Mary Church Terrell: An Original Oberlin Activist

Yellow Springs (1871-1875)

By the time Terrell (who was called Mollie as a child) arrived in Yellow Springs, Ohio in the 1870s the number of freed "colored" residents had grown large enough to sustain an African Methodist Episcopal (AME) church.  Terrell boarded with the Hunsters, a "colored" family with two sons and two daughters who owned and operated the Union House hotel.  The Hunsters treated Terrell as one of their own, as evidenced by an episode in which they complained to the superintendent of schools about a teacher who had unjustly punished Mollie for whispering in class by boxing her ears so hard that she could not hear for days.  The fact that the teacher was made to apologize to Terrell for the unfair treatment made a distinct impression upon her (CWWW 21).

The Model School

The Model School at Antioch College accepted students under twelve years of age, and enrolled approximately 20 students per year.   It was under the jurisdiction of the Preparatory School which fell under the authority of the college faculty, and tuition was the same as for the college.  Like other model schools at the time it functioned as a laboratory for teacher training. Although there is no information about the coursework, the 1866 Catalogue of the Officers and Students of Antioch College of Yellow Springs, Greene Co., Ohio describes it this way:

A model primary school is connected with the College, in which the pupils of the Normal Course will see the best methods of instruction and discipline exemplified. In fine, it is designed to furnish to any who wish to fit themselves for teachers, all the advantages of a thoroughly organized Normal School.  The Trustees feel that they could in no way more fully carry out the purpose of the great Educator, whose name will always be connected with Antioch College—the lamented Horace Mann, than by seeking in this way to minister to the improvement of Common Schools.

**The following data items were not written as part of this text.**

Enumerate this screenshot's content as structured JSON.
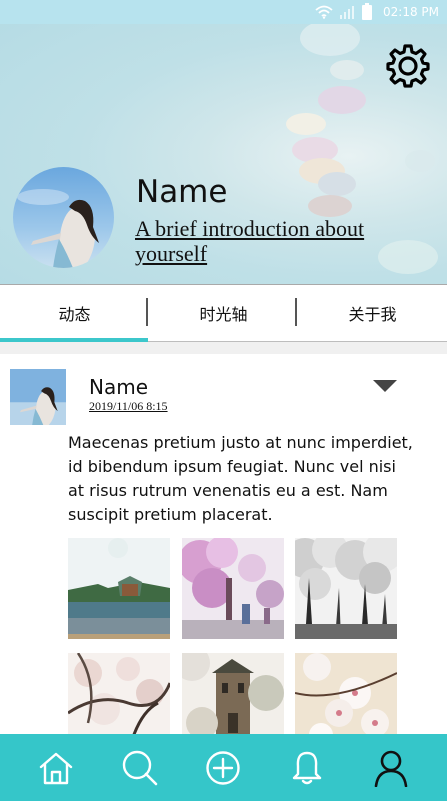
{
  "status_bar": {
    "time": "02:18 PM",
    "icons": [
      "wifi-icon",
      "signal-icon",
      "battery-icon"
    ]
  },
  "profile": {
    "name": "Name",
    "intro": "A brief introduction about yourself"
  },
  "tabs": [
    {
      "label": "动态",
      "active": true
    },
    {
      "label": "时光轴",
      "active": false
    },
    {
      "label": "关于我",
      "active": false
    }
  ],
  "post": {
    "name": "Name",
    "date": "2019/11/06  8:15",
    "text": "Maecenas pretium justo at nunc imperdiet, id bibendum ipsum feugiat. Nunc vel nisi at risus rutrum venenatis eu a est. Nam suscipit pretium placerat.",
    "photos": [
      "campus-lake-photo",
      "pink-blossom-street-photo",
      "bw-cherry-trees-photo",
      "blossom-branches-photo",
      "old-building-photo",
      "cherry-blossom-closeup-photo"
    ]
  },
  "bottom_nav": [
    {
      "icon": "home-icon"
    },
    {
      "icon": "search-icon"
    },
    {
      "icon": "add-icon"
    },
    {
      "icon": "bell-icon"
    },
    {
      "icon": "user-icon"
    }
  ],
  "colors": {
    "accent": "#35c6c9",
    "tab_indicator": "#3cc7cb",
    "header_bg": "#bfe0e7",
    "status_bar": "#b7e3ee"
  }
}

After two years in the Model School, Mollie attended the Preparatory Department at Antioch College, and the Yellow Springs Union school. In Yellow Springs Terrell developed a love of poetry, both reading and reciting, and studied German at her mother's insistence. She learned her lessons well, but also made personal discoveries about herself and how she was perceived by others. She recalled a transformational moment in her memoir:

In the public schools at Yellow Springs I learned a fact that I had never known before. While we were reciting our history lesson one day, it suddenly occurred to me that I, myself, was descended from the very slaves whom the Emancipation Proclamation set free. I was stunned. I felt humiliated and disgraced...I was covered with confusion and shame at the thought, and my humiliation was painful indeed. When I recovered my composure I resolved that so far as this descendant of slaves was concerned, she would show those white girls and boys whose forefathers had always been free that she was their equal in every respect. At that time I was the only colored girl in the class, and felt I must hold high the banner of my race  (CWWW 20-21).

At the suggestion of “Mr. Winter Woods, a talented elocutionist” Mollie’s parents sent her to Oberlin to continue her education. Her time in Yellow Springs - with the Hunster family and in the innovative schools - prepared her well for Oberlin and the world beyond, helping her determine the shape of her own future in the dominant culture.